The federal small business tax rate has also fallen from over 13 per cent in 2000 to 10.5 per cent today. The amount of income eligible for the lower tax rate has also risen, from $200,000 in 2003 to $500,000. The former Conservative government estimated this added up to more than $10 billion less in taxes paid by small business in the five years between 2008-09 and 2013-14.
As a consequence, federal tax revenues as a share of GDP have fallen to the lowest level in 50 years. Meanwhile, since 2000, federal spending on programs and services that working Canadians depend on, as a share of the economy, has fallen below historical norms — to an average of 13.2 per cent of GDP this century versus 16.4 per cent over the previous 35 years.
Tax cuts for large, profitable corporations already hoarding mountains of "dead money" — in former Bank of Canada governor Mark Carney’s words — have fed public skepticism and even cynicism over the last decade. This is especially true given that corporate income tax cuts failed to achieve anything like the promised payoff in economic and employment growth over the long, grinding economic recovery.
It’s also corrosive for public trust in the honesty and competency of the political system, since it suggests there’s one set of rules for the top one per cent, and another for everyone else. In 2015, we watched in disgust as the leaked Panama Papers revealed dozens of high-income Canadians stashing wealth in secret offshore tax havens, beyond the knowledge of tax authorities. In the U.S., billionaire Warren Buffett questioned why he paid a lower tax rate than the person he pays to clean his home. His answer: tax cuts showered on the ultra-wealthy, and the fact his income comes from investment, rather than wages and salaries, which is the main income source for the vast majority of people.
To its credit, Justin Trudeau’s government has begun to move towards more fairness, adding a further top tax bracket of 33 per cent on incomes above $200,000, closing some tax loopholes, and making it easier to crack down on those abusing offshore tax havens.
Now the government is moving to address the ways many high-income earners shelter their income by setting up Canadian-Controlled Private Corporations (CCPCs). Two-thirds of the very top of Canadian income earners own a CCPC. Reining in how CCPCs can be used to shelter income from personal income tax is important to reducing income inequality, not to mention gender inequality, since high earners are particularly likely to be male.
This step is just common sense. Today, Canada performs exceptionally well in international tax comparisons. In 2016, KPMG ranked Canada as "the most tax competitive country for business globally," putting us at the top for having the lowest total tax costs for business among industrialized countries.

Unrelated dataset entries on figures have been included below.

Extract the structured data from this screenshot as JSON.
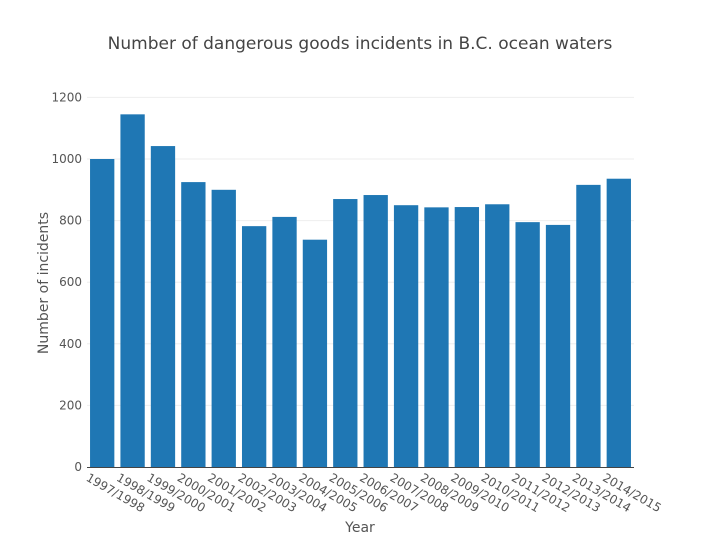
{
  "chart_data": {
    "type": "bar",
    "title": "Number of dangerous goods incidents in B.C. ocean waters",
    "xlabel": "Year",
    "ylabel": "Number of incidents",
    "ylim": [
      0,
      1250
    ],
    "yticks": [
      0,
      200,
      400,
      600,
      800,
      1000,
      1200
    ],
    "grid": true,
    "bar_color": "#1f77b4",
    "categories": [
      "1997/1998",
      "1998/1999",
      "1999/2000",
      "2000/2001",
      "2001/2002",
      "2002/2003",
      "2003/2004",
      "2004/2005",
      "2005/2006",
      "2006/2007",
      "2007/2008",
      "2008/2009",
      "2009/2010",
      "2010/2011",
      "2011/2012",
      "2012/2013",
      "2013/2014",
      "2014/2015"
    ],
    "values": [
      1000,
      1145,
      1042,
      925,
      900,
      782,
      812,
      738,
      870,
      883,
      850,
      843,
      844,
      853,
      795,
      786,
      916,
      936
    ]
  }
}
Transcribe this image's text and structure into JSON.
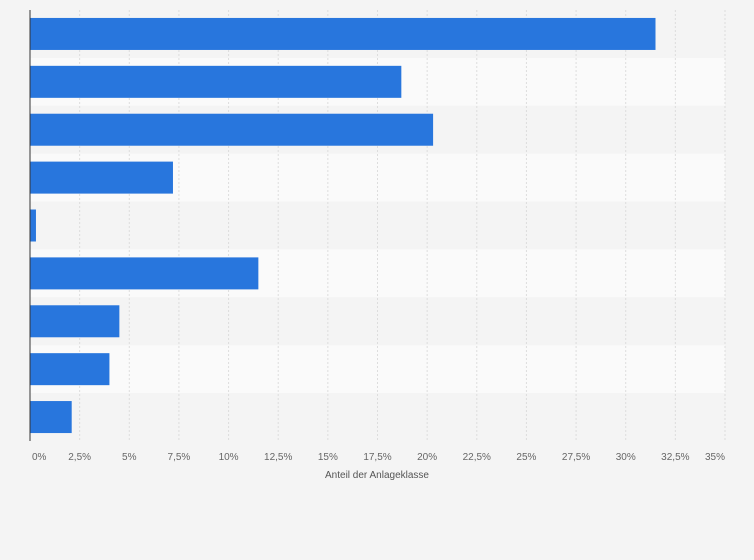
{
  "chart_data": {
    "type": "bar",
    "orientation": "horizontal",
    "categories": [
      "",
      "",
      "",
      "",
      "",
      "",
      "",
      "",
      ""
    ],
    "values": [
      31.5,
      18.7,
      20.3,
      7.2,
      0.3,
      11.5,
      4.5,
      4.0,
      2.1
    ],
    "xlabel": "Anteil der Anlageklasse",
    "xlim": [
      0,
      35
    ],
    "xticks": [
      "0%",
      "2,5%",
      "5%",
      "7,5%",
      "10%",
      "12,5%",
      "15%",
      "17,5%",
      "20%",
      "22,5%",
      "25%",
      "27,5%",
      "30%",
      "32,5%",
      "35%"
    ],
    "grid": true,
    "bar_color": "#2876dd",
    "band_colors": [
      "#f4f4f4",
      "#fafafa"
    ],
    "gridline_color": "#dddddd"
  }
}
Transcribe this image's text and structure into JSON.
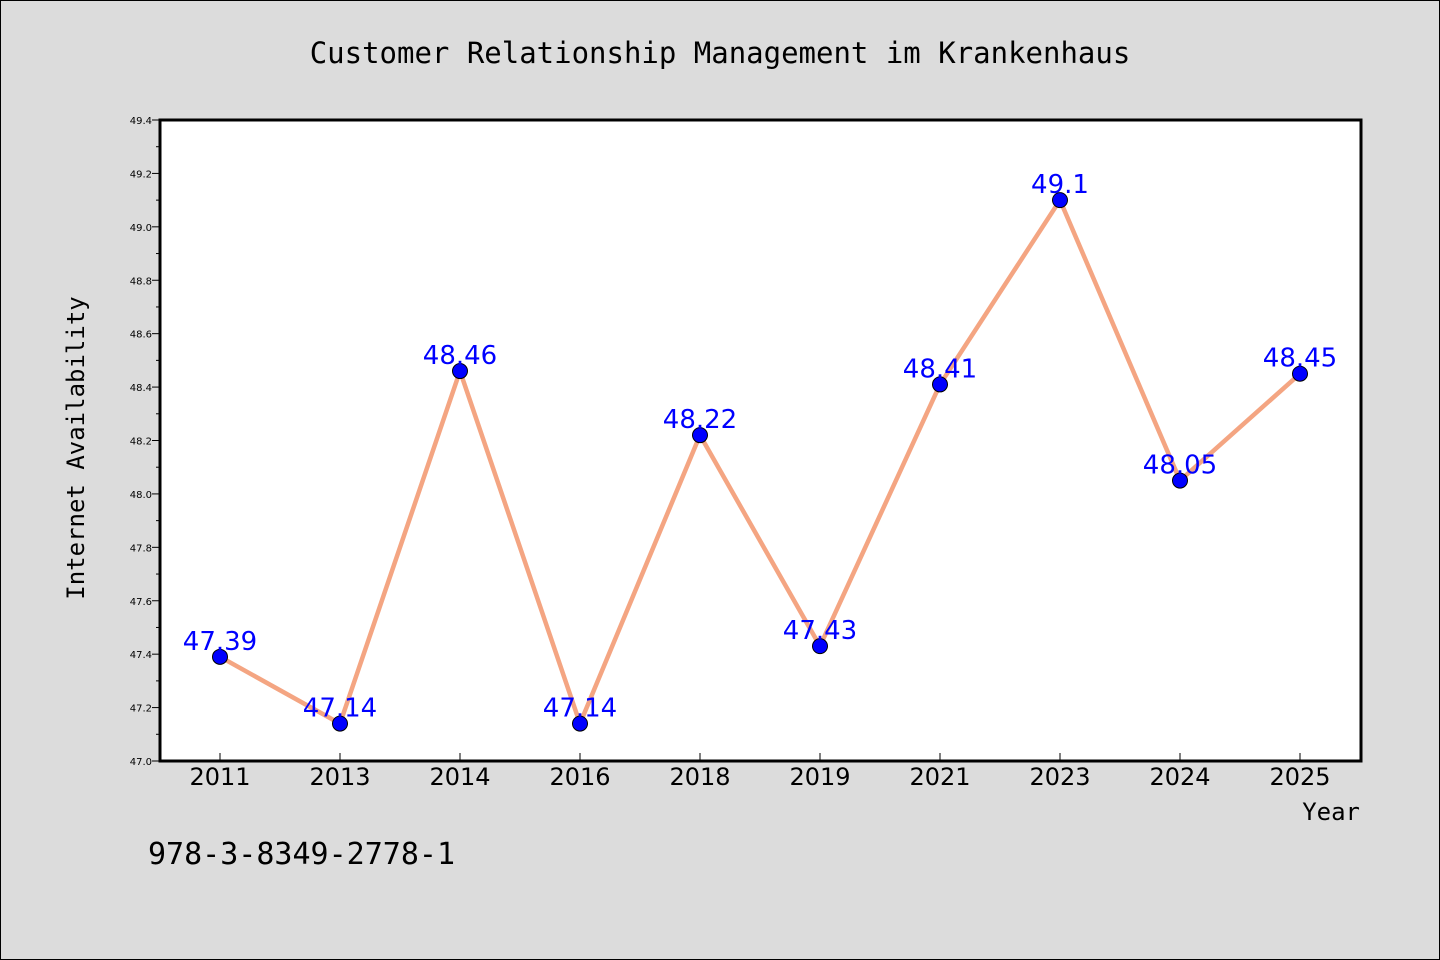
{
  "chart_data": {
    "type": "line",
    "title": "Customer Relationship Management im Krankenhaus",
    "xlabel": "Year",
    "ylabel": "Internet Availability",
    "categories": [
      "2011",
      "2013",
      "2014",
      "2016",
      "2018",
      "2019",
      "2021",
      "2023",
      "2024",
      "2025"
    ],
    "series": [
      {
        "values": [
          47.39,
          47.14,
          48.46,
          47.14,
          48.22,
          47.43,
          48.41,
          49.1,
          48.05,
          48.45
        ],
        "labels": [
          "47.39",
          "47.14",
          "48.46",
          "47.14",
          "48.22",
          "47.43",
          "48.41",
          "49.1",
          "48.05",
          "48.45"
        ]
      }
    ],
    "ylim": [
      47.0,
      49.4
    ],
    "yticks": [
      "47.0",
      "47.2",
      "47.4",
      "47.6",
      "47.8",
      "48.0",
      "48.2",
      "48.4",
      "48.6",
      "48.8",
      "49.0",
      "49.2",
      "49.4"
    ],
    "grid": false,
    "line_color": "#f4a582",
    "marker_color": "#0000ff",
    "label_color": "#0000ff",
    "background_color": "#dcdcdc",
    "plot_background_color": "#ffffff"
  },
  "footer": {
    "code": "978-3-8349-2778-1"
  }
}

Canada’s unions, like the majority of Canadians, welcome these changes as an important first step. But we believe far greater changes are needed to make our tax system truly equitable, and to ensure that corporations and the top one per cent pay their fair share.
That includes implementing a more aggressive clamp down on tax havens and corporate tax dodging. It means eliminating regressive and ineffective tax loopholes, cancelling stock-option deductions, fully including capital gains in taxable income, and cancelling the flow-through shares deduction. It means taxing foreign e-commerce companies to level the playing field for Canadian providers. It also means increasing taxes on banks and finance, which have received windfall profits from corporate income tax cuts over the last decade and a half. And it means introducing wealth and inheritance taxes, and making income taxes more progressive. Canada’s tax system still needs a lot of work. Let’s stand in support of these first steps, and then push for more, so we really can make Canada a more fair and equitable society.
Hassan Yussuff is president of the Canadian Labour Congress.